Multi-statement Conditions in PostgreSQL

Conditions are really easy in SQL Server. Simple IF at the top and multiple SQL statements in the middle:

IF (SELECT Foo FROM Test WHERE Bar='X') = 42
BEGIN
DROP TABLE Some;
CREATE TABLE Some(Thing INT);
END

Unfortunately this is not a standard SQL feature so you cannot count on other databases having it implemented in same manner. One database that does not really support this is PostgreSQL. No matter how you do it, you cannot use pure SQL for conditional execution of multiple SQL statements.
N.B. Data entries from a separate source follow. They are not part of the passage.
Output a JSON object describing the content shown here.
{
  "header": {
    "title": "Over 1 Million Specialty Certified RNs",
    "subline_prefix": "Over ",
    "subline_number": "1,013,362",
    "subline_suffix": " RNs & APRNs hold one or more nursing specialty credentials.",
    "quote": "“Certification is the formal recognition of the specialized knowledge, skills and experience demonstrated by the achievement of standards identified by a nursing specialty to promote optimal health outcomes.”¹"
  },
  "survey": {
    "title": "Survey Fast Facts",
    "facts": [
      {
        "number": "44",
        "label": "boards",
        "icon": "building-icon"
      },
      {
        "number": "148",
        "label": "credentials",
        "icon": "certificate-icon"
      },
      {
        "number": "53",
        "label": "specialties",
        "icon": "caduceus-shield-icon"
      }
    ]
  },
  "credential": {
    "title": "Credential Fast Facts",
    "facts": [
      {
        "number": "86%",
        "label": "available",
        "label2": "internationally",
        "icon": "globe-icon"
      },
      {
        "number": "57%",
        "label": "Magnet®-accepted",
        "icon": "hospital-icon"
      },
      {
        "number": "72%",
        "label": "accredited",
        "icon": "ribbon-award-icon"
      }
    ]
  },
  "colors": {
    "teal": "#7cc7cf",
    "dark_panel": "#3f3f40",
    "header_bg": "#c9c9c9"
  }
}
What we can do is fake it:

CREATE OR REPLACE FUNCTION TEMPSQL() RETURNS INT AS '
DROP TABLE Some;
CREATE TABLE Some(Thing INT);
SELECT 0;
' LANGUAGE SQL VOLATILE;

SELECT Foo,
CASE Foo WHEN 42 THEN
TEMPSQL()
END
FROM Test WHERE Bar='X';

DROP FUNCTION TEMPSQL();

All SQL statements sit inside of a function and condition is modified to use standard SQL 92 CASE statement. SELECT will trigger execution of TEMPSQL function every time Foo is equal to 42.

Notice that this means there should be nothing in function that prevents it from being called more than once. Alternative is to do condition (Bar='X') on field that is unique or just adding LIMIT 1 to statement.

PS: For homework, check why function has INT for return type instead of more logical VOID.